La ricetta per la Sanità di Cesare Cursi, presidente dell’osservatorio sanità e salute. Meno ospedali e più assistenza territoriale
In un intervento all’Osservatorio Sanità e Salute, il Senatore Cesare Cursi ha delineato il suo orientamento per la riforma globale del sistema di funzionamento della Sanità.
“Rafforzare la medicina di laboratorio e diagnostica per immagini, riorganizzare l’offerta riabilitativa”. Il primo dei grandi investimenti sul quale la nostra sanità è indietro con danni in efficienza ed economici riguarda l’aspetto relativo alla sua capacità di comunicare, di far girare notizie, informazioni in tempo reale e in modo capillare. La comunicazione deve avvalersi di nuove tecnologie e nuovi strumenti comunicativi – sottolinea Cursi – sembra essere in grado di ridurre l’asimmetria informativa tra medici e pazienti per migliorare il momento di accesso al Ssn. Più azione sociale, promuovere il ruolo del cittadino e delle associazioni, sviluppare strumenti do coinvolgimento di cittadini e pazienti, assicurando la partecipazione di pazienti stessi e le loro associazioni negli organismi e nei processi decisionali, migliorando l’efficacia della carta dei servizi.
Più medicina sul territorio. Più formazione dei medici e dei manager a capo delle aziende sanitarie. Maggiore attenzione alle problematiche su formazione, aggiornamento continuo, corretto utilizzo delle risorse umane del Ssn.
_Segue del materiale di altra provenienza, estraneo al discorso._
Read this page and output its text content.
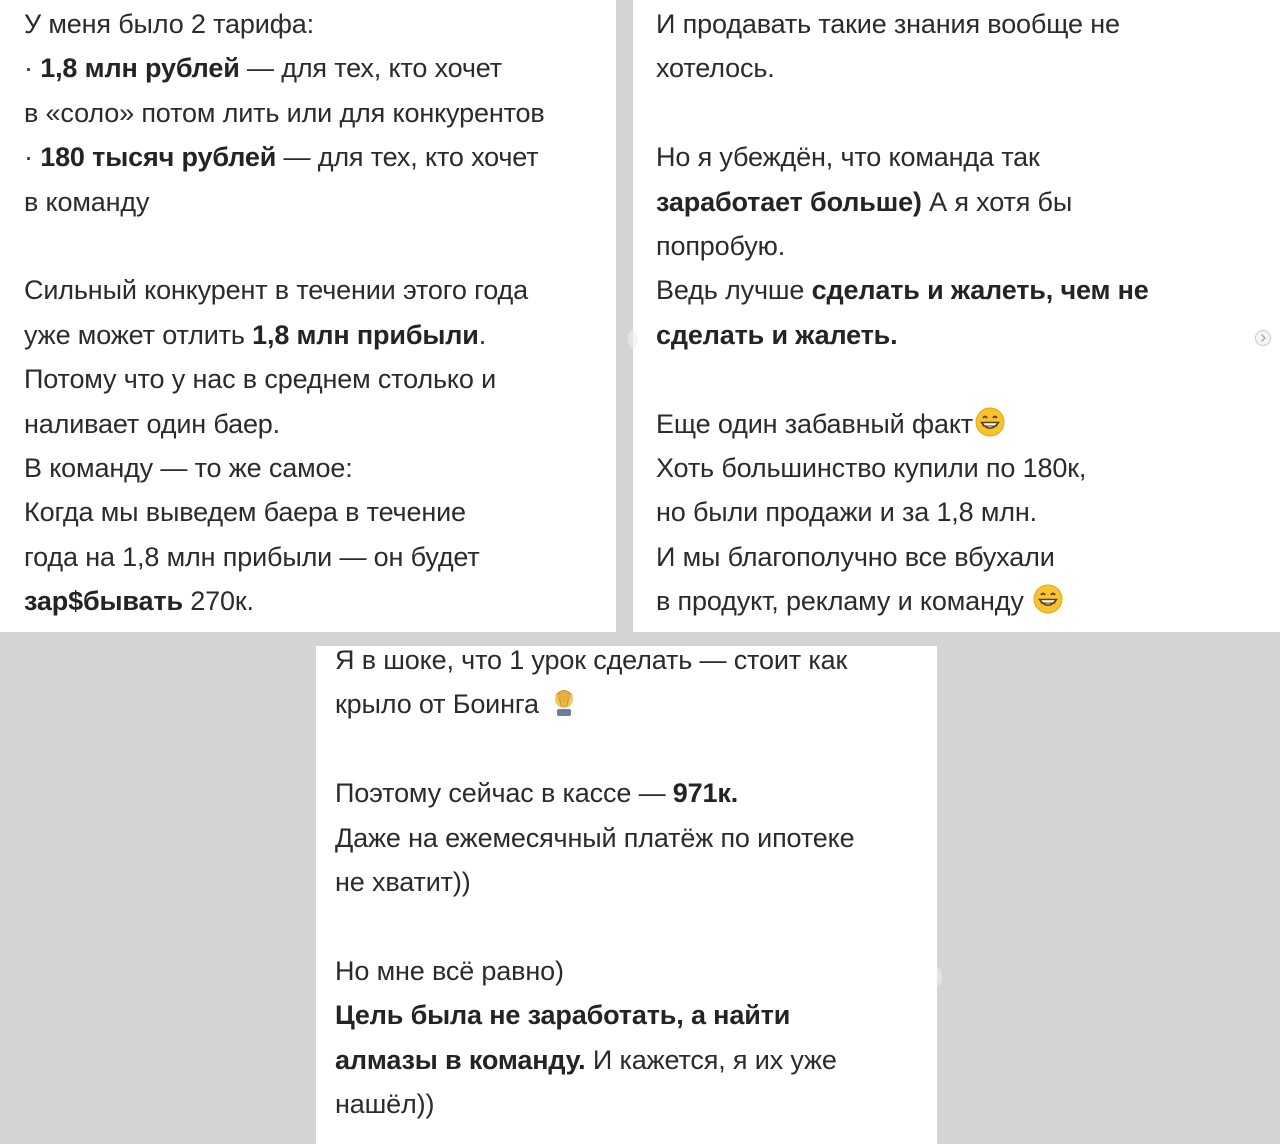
У меня было 2 тарифа:
· 1,8 млн рублей — для тех, кто хочет
в «соло» потом лить или для конкурентов
· 180 тысяч рублей — для тех, кто хочет
в команду
Сильный конкурент в течении этого года
уже может отлить 1,8 млн прибыли.
Потому что у нас в среднем столько и
наливает один баер.
В команду — то же самое:
Когда мы выведем баера в течение
года на 1,8 млн прибыли — он будет
зар$бывать 270к.
И продавать такие знания вообще не
хотелось.
Но я убеждён, что команда так
заработает больше) А я хотя бы
попробую.
Ведь лучше сделать и жалеть, чем не
сделать и жалеть.
Еще один забавный факт
Хоть большинство купили по 180к,
но были продажи и за 1,8 млн.
И мы благополучно все вбухали
в продукт, рекламу и команду
Я в шоке, что 1 урок сделать — стоит как
крыло от Боинга
Поэтому сейчас в кассе — 971к.
Даже на ежемесячный платёж по ипотеке
не хватит))
Но мне всё равно)
Цель была не заработать, а найти
алмазы в команду. И кажется, я их уже
нашёл))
Più “Reti integrate Hub and Spoke”. Riorganizzare le reti ospedaliere regionali, rafforzando quelle nazionali e sovra regionali, razionalizzare la rete dei servizi: medicina di laboratorio e diagnostica per immagini, riorganizzare l’offerta riabilitativa. Insomma, meno ospedale e più assistenza territoriale.
Una comunicazione che si avvalga delle nuove tecnologie e dei nuovi strumenti comunicativi sembra essere in grado di ridurre l’asimmetria informativa tra medici e pazienti per migliorare il momento di accesso al Ssn. Più empowerment, ovvero quel processo dell’azione sociale attraverso il quale le persone, le organizzazioni e le comunità acquisiscono competenza sulle proprie vite, al fine di cambiare il proprio ambiente sociale e politico per migliorare l’equità e la qualità di vita. Promuovere il ruolo del cittadino e delle associazioni, sviluppando strumenti do coinvolgimento di cittadini e pazienti, assicurando la partecipazione di pazienti stessi e le loro associazioni negli organismi e nei processi decisionali, migliorando l’efficacia della carta dei servizi.
Di qui il cerchio si chiude. Tutto inizia e tutto ha fine nella diversa gestione nel territorio dei presidi sanitari.